As it stands now, the monument has almost no artistic or monumental value. There is no inscription, there is no explanation, and it looks like, well, an old chimney left to erode away in time. It does serve as a marker of history, as a gravestone, and if 18 people murdered at one time doesn’t constitute mass murder, despite what Rolandas Gustaitis writes above, I don’t know what does. Certainly the eye-sore may be replaced with a more fitting monument, but perhaps all that soreness in the eyes of locals isn’t about bad art, but about a raw nerve and a guilty conscience, a debt outstanding to history which must eventually be paid through simple acknowledgement.

The monument does stand at the logical and natural entrance to Kaišiadorys, exactly where one would expect to see some sort of Welcome to Kaišiadorys sign. The local and regional governments there can’t just wash their hands of the past because it’s unpopular according to a privately-initiated public opinion survey (with a seemingly very biased formulation of the issue). The past will come back a thousand times stronger if they try. The only real solution is to make a new monument, even if it’s only a small plaque set in the ground, but with names and a description of the even, and then work from there. Even if only one of the 18 people murdered was not a Communist (although that seems highly unlikely given what happened everywhere else in Lithuania), the city and region of Kaišiadorys is allowed and should honor the memory of one of their own, of the local Jewish man Hirsh Shadevich. He had a life, he lived and died in his hometown.

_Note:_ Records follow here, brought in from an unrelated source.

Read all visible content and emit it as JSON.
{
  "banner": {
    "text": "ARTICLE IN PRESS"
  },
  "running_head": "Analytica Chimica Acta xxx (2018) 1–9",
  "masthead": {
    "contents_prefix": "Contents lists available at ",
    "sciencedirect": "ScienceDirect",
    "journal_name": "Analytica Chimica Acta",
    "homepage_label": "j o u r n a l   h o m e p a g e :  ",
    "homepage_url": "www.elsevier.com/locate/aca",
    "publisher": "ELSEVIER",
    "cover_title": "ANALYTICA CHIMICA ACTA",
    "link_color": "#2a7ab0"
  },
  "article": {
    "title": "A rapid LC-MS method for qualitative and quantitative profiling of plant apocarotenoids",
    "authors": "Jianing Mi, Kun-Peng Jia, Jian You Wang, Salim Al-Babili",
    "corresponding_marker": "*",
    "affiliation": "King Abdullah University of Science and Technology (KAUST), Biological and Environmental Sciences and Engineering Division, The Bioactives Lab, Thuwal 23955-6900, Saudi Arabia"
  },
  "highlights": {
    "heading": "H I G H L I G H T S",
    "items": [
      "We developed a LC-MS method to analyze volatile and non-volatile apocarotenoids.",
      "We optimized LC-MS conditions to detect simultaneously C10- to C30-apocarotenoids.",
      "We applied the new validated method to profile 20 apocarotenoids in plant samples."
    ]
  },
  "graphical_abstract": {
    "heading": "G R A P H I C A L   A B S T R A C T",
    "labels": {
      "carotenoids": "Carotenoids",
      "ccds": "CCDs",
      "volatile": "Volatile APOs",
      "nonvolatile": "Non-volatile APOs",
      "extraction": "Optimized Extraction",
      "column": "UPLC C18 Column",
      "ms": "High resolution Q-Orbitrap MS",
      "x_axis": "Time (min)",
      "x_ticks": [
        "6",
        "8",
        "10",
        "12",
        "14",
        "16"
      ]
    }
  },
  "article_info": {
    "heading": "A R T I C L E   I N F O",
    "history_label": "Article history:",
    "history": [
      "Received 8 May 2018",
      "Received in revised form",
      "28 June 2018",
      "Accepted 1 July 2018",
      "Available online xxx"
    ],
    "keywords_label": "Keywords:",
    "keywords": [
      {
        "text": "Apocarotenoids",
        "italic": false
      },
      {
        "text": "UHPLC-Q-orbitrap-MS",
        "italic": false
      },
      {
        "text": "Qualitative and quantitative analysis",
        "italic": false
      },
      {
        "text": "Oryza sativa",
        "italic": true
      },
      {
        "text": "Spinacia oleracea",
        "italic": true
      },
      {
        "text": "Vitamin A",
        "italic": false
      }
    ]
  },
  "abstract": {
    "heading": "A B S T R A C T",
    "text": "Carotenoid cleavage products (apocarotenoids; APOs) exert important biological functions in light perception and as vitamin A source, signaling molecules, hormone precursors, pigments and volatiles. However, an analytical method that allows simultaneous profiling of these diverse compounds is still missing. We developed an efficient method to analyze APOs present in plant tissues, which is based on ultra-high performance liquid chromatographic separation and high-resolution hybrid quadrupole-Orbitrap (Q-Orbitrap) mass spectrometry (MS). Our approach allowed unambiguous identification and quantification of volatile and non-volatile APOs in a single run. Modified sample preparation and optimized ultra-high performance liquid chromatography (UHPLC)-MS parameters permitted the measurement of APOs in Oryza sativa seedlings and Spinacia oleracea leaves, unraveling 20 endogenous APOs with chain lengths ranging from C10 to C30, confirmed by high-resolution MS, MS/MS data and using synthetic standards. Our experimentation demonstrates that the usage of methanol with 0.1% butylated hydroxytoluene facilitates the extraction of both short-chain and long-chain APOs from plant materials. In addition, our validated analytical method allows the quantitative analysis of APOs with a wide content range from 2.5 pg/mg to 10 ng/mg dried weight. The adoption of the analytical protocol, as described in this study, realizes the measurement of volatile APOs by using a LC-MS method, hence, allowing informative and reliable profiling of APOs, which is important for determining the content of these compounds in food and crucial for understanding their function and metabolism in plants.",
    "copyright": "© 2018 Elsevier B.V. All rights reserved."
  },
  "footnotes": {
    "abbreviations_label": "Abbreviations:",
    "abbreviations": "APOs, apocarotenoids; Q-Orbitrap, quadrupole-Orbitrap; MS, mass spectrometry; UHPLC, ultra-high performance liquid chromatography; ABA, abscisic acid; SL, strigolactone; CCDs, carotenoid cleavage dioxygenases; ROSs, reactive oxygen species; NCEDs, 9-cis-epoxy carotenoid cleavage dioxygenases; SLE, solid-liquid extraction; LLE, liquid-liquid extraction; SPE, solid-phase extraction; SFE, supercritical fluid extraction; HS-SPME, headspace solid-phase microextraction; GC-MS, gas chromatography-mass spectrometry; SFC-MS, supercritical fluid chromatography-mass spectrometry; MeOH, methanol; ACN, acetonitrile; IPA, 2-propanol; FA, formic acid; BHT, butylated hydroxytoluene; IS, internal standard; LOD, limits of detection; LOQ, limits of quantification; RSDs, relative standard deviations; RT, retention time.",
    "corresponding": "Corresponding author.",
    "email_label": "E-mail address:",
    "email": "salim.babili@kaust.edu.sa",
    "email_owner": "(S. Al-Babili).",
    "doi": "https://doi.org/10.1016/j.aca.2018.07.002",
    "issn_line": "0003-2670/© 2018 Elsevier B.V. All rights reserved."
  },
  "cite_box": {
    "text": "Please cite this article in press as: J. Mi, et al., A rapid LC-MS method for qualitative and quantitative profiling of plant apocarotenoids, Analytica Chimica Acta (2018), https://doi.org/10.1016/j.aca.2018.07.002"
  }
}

Certainly regional administrator Tomkus wouldn’t call commemorations at the three other local Jewish mass murder sites (where several thousands were killed) “out of step with current ideology.” And ff course civilized people don’t usually tear down gravestones–not even those of their enemies–and rational people don’t pretend history, however ugly, never actually happened. A good solution to the problem of the Soviet monument–which isn’t a gravestone, the remains were removed to another location in the 1960s–is for the local government to acknowledge the historical event with a small plaque at the site containing the names of the victims, the date and a short description of the event. In my opinion, there is no reason why Kaišiadorys cannot have a real “welcome” sign at the entrance to their scenic town alongside a physical monument recognizing the past.